News from Montgomery College
900 Hungerford Drive, Suite 140, Rockville, MD 20850
For Immediate Release (00-50)
Date: September 20, 2000
Contact: Steve Simon, 240-567-7952 (pager: 301-930-2880)
Civil Rights Activist Mary Frances Berry to Speak
At Rockville Campus on Wednesday, November 15
“When it comes to the cause of justice, I take
no prisoners and I don’t believe in compromise.”
--Dr. Mary Frances Berry
Dr. Mary Frances Berry, head of the U.S. Civil Rights Commission, will speak at Montgomery College’s Rockville Campus on Wednesday, November 15 at 7 p.m. in the Theatre Arts Building. Dr.
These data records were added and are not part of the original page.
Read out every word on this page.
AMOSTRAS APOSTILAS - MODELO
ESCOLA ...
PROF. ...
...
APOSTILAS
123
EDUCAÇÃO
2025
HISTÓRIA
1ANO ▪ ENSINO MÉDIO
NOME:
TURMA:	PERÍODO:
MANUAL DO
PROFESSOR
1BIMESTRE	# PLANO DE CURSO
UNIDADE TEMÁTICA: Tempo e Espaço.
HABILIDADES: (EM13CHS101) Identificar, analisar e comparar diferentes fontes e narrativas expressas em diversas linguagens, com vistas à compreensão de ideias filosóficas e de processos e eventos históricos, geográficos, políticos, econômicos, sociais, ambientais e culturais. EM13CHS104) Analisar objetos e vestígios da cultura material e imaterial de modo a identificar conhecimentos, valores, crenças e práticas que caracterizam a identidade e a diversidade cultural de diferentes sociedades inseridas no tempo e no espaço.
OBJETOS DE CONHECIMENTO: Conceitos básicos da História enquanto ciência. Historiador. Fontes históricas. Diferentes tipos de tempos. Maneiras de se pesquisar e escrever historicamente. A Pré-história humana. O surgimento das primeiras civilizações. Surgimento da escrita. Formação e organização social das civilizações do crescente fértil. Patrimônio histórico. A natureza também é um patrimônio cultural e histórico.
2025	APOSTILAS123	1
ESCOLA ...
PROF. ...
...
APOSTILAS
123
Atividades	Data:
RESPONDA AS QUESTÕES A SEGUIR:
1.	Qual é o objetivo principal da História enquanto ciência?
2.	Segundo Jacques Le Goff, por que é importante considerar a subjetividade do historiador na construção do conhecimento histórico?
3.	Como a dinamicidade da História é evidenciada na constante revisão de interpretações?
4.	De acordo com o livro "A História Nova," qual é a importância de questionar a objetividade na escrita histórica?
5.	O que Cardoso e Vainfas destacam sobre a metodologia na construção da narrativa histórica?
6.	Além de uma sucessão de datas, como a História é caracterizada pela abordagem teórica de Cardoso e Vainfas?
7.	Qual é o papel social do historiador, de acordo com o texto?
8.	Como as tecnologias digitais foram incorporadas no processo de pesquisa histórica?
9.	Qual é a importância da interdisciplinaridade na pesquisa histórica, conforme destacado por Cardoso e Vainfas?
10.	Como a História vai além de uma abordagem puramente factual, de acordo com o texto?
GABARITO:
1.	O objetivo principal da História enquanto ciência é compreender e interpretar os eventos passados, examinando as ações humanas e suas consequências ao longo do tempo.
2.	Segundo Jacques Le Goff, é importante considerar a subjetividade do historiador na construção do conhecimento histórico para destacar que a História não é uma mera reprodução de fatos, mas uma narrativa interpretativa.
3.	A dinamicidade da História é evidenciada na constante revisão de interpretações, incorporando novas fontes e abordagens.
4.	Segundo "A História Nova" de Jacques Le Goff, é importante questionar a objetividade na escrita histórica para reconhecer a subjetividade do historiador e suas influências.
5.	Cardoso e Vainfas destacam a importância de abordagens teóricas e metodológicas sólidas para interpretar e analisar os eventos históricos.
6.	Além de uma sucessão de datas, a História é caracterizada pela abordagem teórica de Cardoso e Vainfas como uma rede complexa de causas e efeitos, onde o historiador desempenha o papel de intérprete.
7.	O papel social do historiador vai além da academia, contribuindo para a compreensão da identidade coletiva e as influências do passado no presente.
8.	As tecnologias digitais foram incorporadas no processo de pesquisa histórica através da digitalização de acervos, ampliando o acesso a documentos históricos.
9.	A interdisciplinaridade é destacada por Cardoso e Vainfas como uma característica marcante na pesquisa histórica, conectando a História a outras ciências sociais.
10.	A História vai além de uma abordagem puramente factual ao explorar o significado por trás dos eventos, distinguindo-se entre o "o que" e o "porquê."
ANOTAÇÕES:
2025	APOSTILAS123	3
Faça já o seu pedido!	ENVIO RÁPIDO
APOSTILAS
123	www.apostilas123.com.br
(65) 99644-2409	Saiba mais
Berry’s lecture will focus on the topic, “Policing, Public Safety, and Civil Rights: Who’s Guarding the Guardians?”
Selected as one of America’s Women of the Century by the Women’s Hall of Fame, Dr. Berry has served for two decades on the U.S. Civil Rights Commission. President Clinton designated her chairperson of the Commission in 1993.
Dr. Berry was assistant secretary for education in the U.S. Department of Health, Education, and Welfare (HEW) during the Carter administration. Prior to her service at HEW, she was a provost at the University of Maryland College Park and chancellor at the University of Colorado at Boulder. She is currently the Geraldine R. Segal Professor of American Social Thought at the University of Pennsylvania.
Dr. Berry has received 28 honorary doctoral degrees and numerous awards for her public service and scholarly activities, including the NAACP’s Roy Wilkins and Image Awards, the Rosa Parks Award from the Southern Christian Leadership Conference, and the Ebony Magazine Black Achievement Award.
During her provocative career, Dr. Berry has voiced the frustrations and hopes of the nation on such issues as education, affirmative action, parenthood, women’s rights, civil rights, law enforcement, and race relations.
She has appeared as a guest on numerous television news shows including Nightline, Crossfire, Face the Nation, The Today Show, and The Oprah Winfrey Show.
A prolific writer, Dr. Berry’s books include The Pig Farmer’s Daughter and Other Tales of American Justice, Long Memory: The Black Experience in America, Black Resistance/White Law: A History of Constitutional Racism in America, and Women’s Rights and the Myth of the Good Mother.
Dr. Berry’s lecture, the third in a series of civil rights lectures held at the College, is free and open to the public.